Образ Христа лишен у Гольбейна Младшего евангельского содержания, в нем видно уже ренессансное понимание древней темы: религиозное учение об искупительной жертве Спасителя получило у художника ренессансное толкование в форме художественного размышления о жизни и смерти Человека. Этим и объясняется двойственное отношение Ф.М. Достоевского к картине: восхищение и ужас. От лица юноши Ипполита русский писатель дает следующее гениальное описание:

…когда смотришь на этот труп измученного человека, то рождается один особенный и любопытный вопрос: если такой точно труп (а он непременно должен был быть точно такой) видели все ученики Его, Его главные будущие апостолы, видели женщины, ходившие за Ним и стоявшие у креста, все веровавшие в Него и обожавшие Его, то каким образом могли они поверить, смотря на такой труп, что если так ужасна смерть и так сильны законы природы, то как же одолеть их?..

Природа мерещится при взгляде на эту картину в виде какого-то огромного, неумолимого и немого зверя, или, вернее, гораздо вернее сказать, хоть и странно, – в виде какой-нибудь громадной машины новейшего устройства, которая бессмысленно захватила, раздробила и поглотила в себе глухо и бесчувственно великое и бесценное существо.

Картиною этой как будто выражается это понятие о темной, наглой и бессмысленно-вечной силе, которой все подчинено. Эти люди, окружавшие умершего, которых тут нет ни одного на картине, должны были ощутить страшную тоску и смятение в тот вечер, раздробивший разом все их надежды и почти что верования.

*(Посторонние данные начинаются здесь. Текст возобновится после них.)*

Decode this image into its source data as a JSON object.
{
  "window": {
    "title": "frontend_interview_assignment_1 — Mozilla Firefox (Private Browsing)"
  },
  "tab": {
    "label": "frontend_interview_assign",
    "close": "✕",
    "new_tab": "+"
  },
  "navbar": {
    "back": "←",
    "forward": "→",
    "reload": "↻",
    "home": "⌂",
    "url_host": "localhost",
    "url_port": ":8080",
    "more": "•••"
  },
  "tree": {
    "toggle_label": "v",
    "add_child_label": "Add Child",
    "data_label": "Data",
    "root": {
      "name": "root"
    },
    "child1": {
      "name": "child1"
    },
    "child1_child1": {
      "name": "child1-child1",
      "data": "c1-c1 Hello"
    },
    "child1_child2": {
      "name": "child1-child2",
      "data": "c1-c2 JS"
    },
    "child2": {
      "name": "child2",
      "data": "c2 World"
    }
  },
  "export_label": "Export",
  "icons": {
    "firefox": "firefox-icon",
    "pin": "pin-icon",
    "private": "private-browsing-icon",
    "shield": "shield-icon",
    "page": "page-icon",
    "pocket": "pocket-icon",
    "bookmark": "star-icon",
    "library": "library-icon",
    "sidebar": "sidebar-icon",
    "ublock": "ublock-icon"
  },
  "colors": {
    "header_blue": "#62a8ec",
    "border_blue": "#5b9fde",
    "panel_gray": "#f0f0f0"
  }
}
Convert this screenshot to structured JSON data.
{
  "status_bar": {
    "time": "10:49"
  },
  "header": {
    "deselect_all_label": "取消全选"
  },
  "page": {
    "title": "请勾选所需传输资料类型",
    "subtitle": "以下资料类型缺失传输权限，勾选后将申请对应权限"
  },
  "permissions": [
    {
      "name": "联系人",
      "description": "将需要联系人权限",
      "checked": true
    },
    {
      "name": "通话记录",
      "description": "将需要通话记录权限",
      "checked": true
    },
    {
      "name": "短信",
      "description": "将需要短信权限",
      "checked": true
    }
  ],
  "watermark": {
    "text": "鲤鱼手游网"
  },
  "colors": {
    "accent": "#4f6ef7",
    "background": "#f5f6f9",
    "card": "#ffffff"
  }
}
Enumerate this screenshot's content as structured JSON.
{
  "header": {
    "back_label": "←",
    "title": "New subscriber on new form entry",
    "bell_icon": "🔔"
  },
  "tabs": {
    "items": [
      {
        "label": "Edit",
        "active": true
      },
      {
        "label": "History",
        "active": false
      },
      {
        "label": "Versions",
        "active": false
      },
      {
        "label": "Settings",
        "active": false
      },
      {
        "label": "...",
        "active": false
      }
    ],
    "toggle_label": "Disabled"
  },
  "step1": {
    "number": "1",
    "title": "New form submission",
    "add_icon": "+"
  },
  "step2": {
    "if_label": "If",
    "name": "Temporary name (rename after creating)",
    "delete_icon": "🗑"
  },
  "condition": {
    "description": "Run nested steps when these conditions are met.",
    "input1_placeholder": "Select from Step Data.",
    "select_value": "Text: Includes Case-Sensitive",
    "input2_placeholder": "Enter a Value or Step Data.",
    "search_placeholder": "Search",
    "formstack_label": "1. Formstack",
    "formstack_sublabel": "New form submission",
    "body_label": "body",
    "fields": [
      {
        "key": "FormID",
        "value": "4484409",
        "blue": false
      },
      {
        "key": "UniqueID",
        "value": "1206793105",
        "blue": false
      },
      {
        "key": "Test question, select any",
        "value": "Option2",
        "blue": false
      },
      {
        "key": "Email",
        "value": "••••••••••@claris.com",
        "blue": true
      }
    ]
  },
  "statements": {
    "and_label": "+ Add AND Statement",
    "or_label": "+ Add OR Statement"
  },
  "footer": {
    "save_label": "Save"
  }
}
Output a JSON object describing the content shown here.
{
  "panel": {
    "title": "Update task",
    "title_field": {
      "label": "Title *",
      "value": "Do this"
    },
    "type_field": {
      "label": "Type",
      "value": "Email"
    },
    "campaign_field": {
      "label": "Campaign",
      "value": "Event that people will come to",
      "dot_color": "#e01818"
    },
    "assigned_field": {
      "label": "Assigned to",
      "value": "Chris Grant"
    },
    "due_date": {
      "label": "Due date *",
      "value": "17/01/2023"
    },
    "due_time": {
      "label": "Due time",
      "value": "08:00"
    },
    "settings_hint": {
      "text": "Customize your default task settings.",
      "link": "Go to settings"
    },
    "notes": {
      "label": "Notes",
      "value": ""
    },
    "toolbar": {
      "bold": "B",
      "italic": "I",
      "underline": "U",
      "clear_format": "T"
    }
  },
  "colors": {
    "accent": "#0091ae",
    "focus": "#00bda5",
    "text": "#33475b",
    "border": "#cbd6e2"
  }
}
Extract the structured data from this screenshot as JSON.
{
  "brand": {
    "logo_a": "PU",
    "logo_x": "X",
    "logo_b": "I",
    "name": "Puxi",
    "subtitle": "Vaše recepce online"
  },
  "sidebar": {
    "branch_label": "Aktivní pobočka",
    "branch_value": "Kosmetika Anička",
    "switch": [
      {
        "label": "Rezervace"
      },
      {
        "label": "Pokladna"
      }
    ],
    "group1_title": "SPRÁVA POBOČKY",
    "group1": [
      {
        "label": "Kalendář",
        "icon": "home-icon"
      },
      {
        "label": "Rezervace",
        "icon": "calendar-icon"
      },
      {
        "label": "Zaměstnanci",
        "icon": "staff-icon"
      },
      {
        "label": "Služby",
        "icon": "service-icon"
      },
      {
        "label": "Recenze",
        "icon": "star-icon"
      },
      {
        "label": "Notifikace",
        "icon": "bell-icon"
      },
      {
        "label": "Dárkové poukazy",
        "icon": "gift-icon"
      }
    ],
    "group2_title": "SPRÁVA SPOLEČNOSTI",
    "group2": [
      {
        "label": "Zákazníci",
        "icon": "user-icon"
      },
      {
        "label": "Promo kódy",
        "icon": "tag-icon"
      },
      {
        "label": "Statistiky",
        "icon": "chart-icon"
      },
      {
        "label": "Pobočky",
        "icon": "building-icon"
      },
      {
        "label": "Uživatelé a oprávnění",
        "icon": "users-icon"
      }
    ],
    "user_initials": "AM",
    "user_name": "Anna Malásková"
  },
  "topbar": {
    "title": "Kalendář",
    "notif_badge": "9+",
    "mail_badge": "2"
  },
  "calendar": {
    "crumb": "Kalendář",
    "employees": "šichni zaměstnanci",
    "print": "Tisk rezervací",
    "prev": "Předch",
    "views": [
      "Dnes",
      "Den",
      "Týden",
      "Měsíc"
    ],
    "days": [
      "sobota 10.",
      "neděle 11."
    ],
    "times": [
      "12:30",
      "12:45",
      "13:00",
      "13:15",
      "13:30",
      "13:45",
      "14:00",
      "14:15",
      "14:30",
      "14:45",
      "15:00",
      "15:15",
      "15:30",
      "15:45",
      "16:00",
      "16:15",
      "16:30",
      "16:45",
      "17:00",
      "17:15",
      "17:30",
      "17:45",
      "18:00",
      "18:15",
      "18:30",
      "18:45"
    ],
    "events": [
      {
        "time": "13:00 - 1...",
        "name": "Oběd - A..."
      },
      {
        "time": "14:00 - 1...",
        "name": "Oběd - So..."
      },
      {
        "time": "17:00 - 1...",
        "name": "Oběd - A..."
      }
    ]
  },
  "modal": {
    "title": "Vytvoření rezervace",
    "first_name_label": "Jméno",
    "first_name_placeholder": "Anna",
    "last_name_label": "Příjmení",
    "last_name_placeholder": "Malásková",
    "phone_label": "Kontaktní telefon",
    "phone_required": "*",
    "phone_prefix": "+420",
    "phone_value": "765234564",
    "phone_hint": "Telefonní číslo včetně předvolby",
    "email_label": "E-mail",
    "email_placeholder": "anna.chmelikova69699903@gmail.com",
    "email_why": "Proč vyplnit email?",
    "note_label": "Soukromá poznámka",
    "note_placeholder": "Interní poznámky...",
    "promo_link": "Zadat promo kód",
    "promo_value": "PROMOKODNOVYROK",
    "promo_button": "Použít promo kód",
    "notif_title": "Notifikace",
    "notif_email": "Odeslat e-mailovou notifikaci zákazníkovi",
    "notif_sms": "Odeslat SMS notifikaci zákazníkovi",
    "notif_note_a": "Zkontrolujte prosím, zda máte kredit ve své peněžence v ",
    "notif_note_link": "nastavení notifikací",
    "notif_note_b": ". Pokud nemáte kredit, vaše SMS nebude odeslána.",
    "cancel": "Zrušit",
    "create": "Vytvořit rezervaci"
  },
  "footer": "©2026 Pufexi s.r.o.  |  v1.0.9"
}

Они должны были разойтись в ужаснейшем страхе, хотя и уносили каждый в себе громадную мысль, которая уже никогда не могла быть из них исторгнута. И если б этот самый учитель мог увидеть свой образ накануне казни, то так ли бы сам он взошел на крест и так ли бы умер, как теперь?

Действительно, задавался (вслед за Ф.М. Достоевским) вопросом литературовед Юрий Селезнев, «в чем же тогда он, высший смысл законов природы, по которым она с холодным безразличием отправляет даже единственное, неповторимейшее из своих созданий в бездну небытия своей темной утробы? Или действительно высший смысл именно в этой бессмысленности: и страсти, духовные, муки совести, полет мысли, порывы творческого вдохновения, непоколебимость веры не более чем чудовищная ухмылка над бедным человечеством, пустая игра воображения, чтобы хоть на краткий миг забыться, отвлечься от жуткой неминуемости этой последней правды, от этого вселенского, паучьи ненасытного бога – чрева? И пока не пришел твой черед идти на заклание, пока не выпал твой номер в этой бешеной круговерти слепого колеса всемирной рулетки – живи, человече, для своего маленького личного пуза, все тебе дозволено, ибо все только на мгновение, ибо вечно одно только это, бездонное, невообразимое чрево».

Четыре апостола

Альбрехт Дюрер

Альбрехта Дюрера считают знаменитейшим и самым блестящим живописцем Германии. Воспитанный в мастерской серебряных дел мастера, он был не только удивительным художником и гравером, но (подобно Микеланджело) занимался еще архитектурой, скульптурой, музыкой и словесностью.

Альбрехт Дюрер жил в драматическую пору истории Германии, был свидетелем движения Реформации и великой крестьянской войны – взлета надежд и горького крушения всех народных чаяний. Это была эпоха, когда поистине «распалась связь времен». С одной стороны – это еще живое, реальное Средневековье с его суевериями и жестокостью, которая перестала уже не только возмущать, но даже удивлять людей. Костры, на которых сжигали людей, и казни на городских площадях стали бытовым явлением. С другой стороны, начиналось бурное пробуждение человеческого разума, стремление к знаниям и свободе мысли.